For yet another year, "people, not paper" won the day -- CARA reports that "relatively few ordinands say that TV, radio, billboards, or other vocational advertising were instrumental in their discernment." (Most influential media, however: websites... but only for 14%.) Yet again proving the adage that "the best advertisement for priestly vocations is... a happy priest," four out of five responded that it was a priest's invite to consider entering formation that got 'em thinking, with "personal witness of priests, brothers, and other seminarians" ranked first among the group's most-cited factors toward discernment. In addition, forty-four percent of the group had participated in parish youth ministry prior to the seminary, and one in five had attended a World Youth Day pre-sem.

On a related note, the USCCB's longtime lead hand on vocations work Msgr Ed Burns is returning home to Pittsburgh... where, seven months in, Bishop David Zubik's energized outreach is already reaping a spike of interest:
More than 80 men and boys from the Diocese of Pittsburgh attended an inquiry meeting Thursday for those who think they might be interested in priesthood. It was followed by a standing-room-only hour of prayer for vocations.

"The spirit is moving," Bishop Zubik said.

The inquirers, who attended a cookout at St.

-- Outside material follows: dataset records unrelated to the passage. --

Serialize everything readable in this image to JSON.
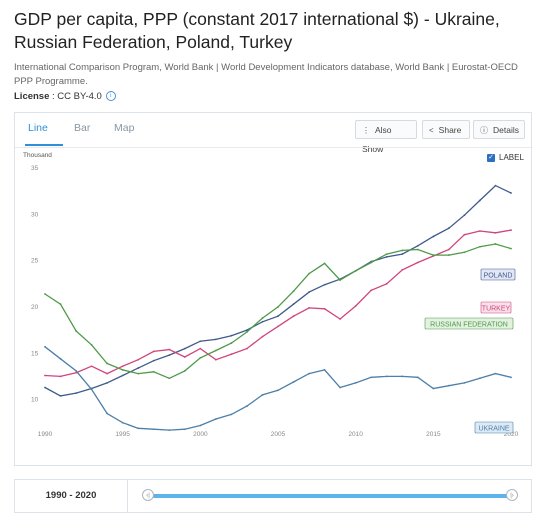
{
  "header": {
    "title": "GDP per capita, PPP (constant 2017 international $) - Ukraine, Russian Federation, Poland, Turkey",
    "source": "International Comparison Program, World Bank | World Development Indicators database, World Bank | Eurostat-OECD PPP Programme.",
    "license_label": "License",
    "license_value": " : CC BY-4.0",
    "license_icon": "info-icon"
  },
  "tabs": [
    {
      "label": "Line",
      "active": true
    },
    {
      "label": "Bar",
      "active": false
    },
    {
      "label": "Map",
      "active": false
    }
  ],
  "toolbar": {
    "also_show": "Also Show",
    "share": "Share",
    "details": "Details",
    "also_show_icon": "dots-icon",
    "share_icon": "share-icon",
    "details_icon": "info-icon"
  },
  "label_toggle": {
    "label": "LABEL",
    "checked": true
  },
  "range": {
    "text": "1990 - 2020",
    "start": "1990",
    "end": "2020"
  },
  "chart_data": {
    "type": "line",
    "unit_label": "Thousand",
    "x": [
      1990,
      1991,
      1992,
      1993,
      1994,
      1995,
      1996,
      1997,
      1998,
      1999,
      2000,
      2001,
      2002,
      2003,
      2004,
      2005,
      2006,
      2007,
      2008,
      2009,
      2010,
      2011,
      2012,
      2013,
      2014,
      2015,
      2016,
      2017,
      2018,
      2019,
      2020
    ],
    "xticks": [
      1990,
      1995,
      2000,
      2005,
      2010,
      2015,
      2020
    ],
    "yticks": [
      10,
      15,
      20,
      25,
      30,
      35
    ],
    "ylim": [
      6.5,
      35
    ],
    "xlim": [
      1990,
      2020
    ],
    "series": [
      {
        "name": "POLAND",
        "color": "#3f5a8c",
        "label_bg": "#e3e6f5",
        "values": [
          11.3,
          10.4,
          10.7,
          11.2,
          11.8,
          12.6,
          13.4,
          14.2,
          14.8,
          15.5,
          16.3,
          16.5,
          16.9,
          17.5,
          18.4,
          19.0,
          20.3,
          21.6,
          22.4,
          23.0,
          23.9,
          24.9,
          25.4,
          25.7,
          26.6,
          27.6,
          28.5,
          29.9,
          31.5,
          33.1,
          32.3
        ]
      },
      {
        "name": "TURKEY",
        "color": "#d0447c",
        "label_bg": "#f9e1ea",
        "values": [
          12.6,
          12.5,
          12.9,
          13.6,
          12.8,
          13.6,
          14.3,
          15.2,
          15.4,
          14.6,
          15.5,
          14.3,
          14.9,
          15.5,
          16.8,
          17.9,
          19.0,
          19.9,
          19.8,
          18.7,
          20.1,
          21.8,
          22.5,
          24.0,
          24.8,
          25.5,
          26.2,
          27.8,
          28.2,
          28.0,
          28.3
        ]
      },
      {
        "name": "RUSSIAN FEDERATION",
        "color": "#4e9a49",
        "label_bg": "#e2f1e0",
        "values": [
          21.4,
          20.3,
          17.4,
          15.9,
          13.9,
          13.2,
          12.8,
          13.0,
          12.3,
          13.1,
          14.5,
          15.3,
          16.1,
          17.3,
          18.8,
          20.0,
          21.7,
          23.6,
          24.7,
          22.9,
          23.9,
          24.8,
          25.7,
          26.1,
          26.2,
          25.6,
          25.6,
          25.9,
          26.5,
          26.8,
          26.3
        ]
      },
      {
        "name": "UKRAINE",
        "color": "#4d7fa8",
        "label_bg": "#dceaf6",
        "values": [
          15.7,
          14.4,
          13.1,
          11.1,
          8.5,
          7.5,
          6.9,
          6.8,
          6.7,
          6.8,
          7.2,
          7.9,
          8.4,
          9.3,
          10.5,
          11.0,
          11.9,
          12.8,
          13.2,
          11.3,
          11.8,
          12.4,
          12.5,
          12.5,
          12.4,
          11.2,
          11.5,
          11.8,
          12.3,
          12.8,
          12.4
        ]
      }
    ]
  }
}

Paul Seminary in East Carnegie, got a tour and a talk from the bishop on what priesthood is about. They ranged in age from older grade school students to professionals, the oldest of whom was 51. Then they joined nearly 600 other people from across the diocese to pray for more priests, with people standing five rows deep in the back and spilling out of the auditorium door to fill the lobby.

"I have never seen the seminary auditorium so packed," said Bishop Zubik, who gave up the traditional bishop's mansion in Squirrel Hill when he became bishop of Pittsburgh last year to live at St. Paul with the seminarians.
...and finally, as -- like everything else -- the vocational map's demographic center tilts increasingly toward the South, Dallas' Holy Trinity Seminary has named its new rector in succession to Bishop-elect Mike Duca, who was named to the diocese of Shreveport on 31 March.

Until now a pastor and vicar-general in his home diocese of Fort Worth, Fr Michael Olson is an alum of the Catholic University of America's prestigious Basselin Scholarship in philosophy. Long a specialist in bioethics, Olson -- ordained in 1994 -- is up for his STD in moral theology from the Alfonsiana in Rome.

As Duca wraps up his packing in advance of his Monday ordination in Louisiana, his successor-in-waiting made his first visit the seminary's Irving campus earlier today. Home to 28 students in formation for dioceses across Texas, Olson formally assumes Holy Trinity's rectorship on July 1st.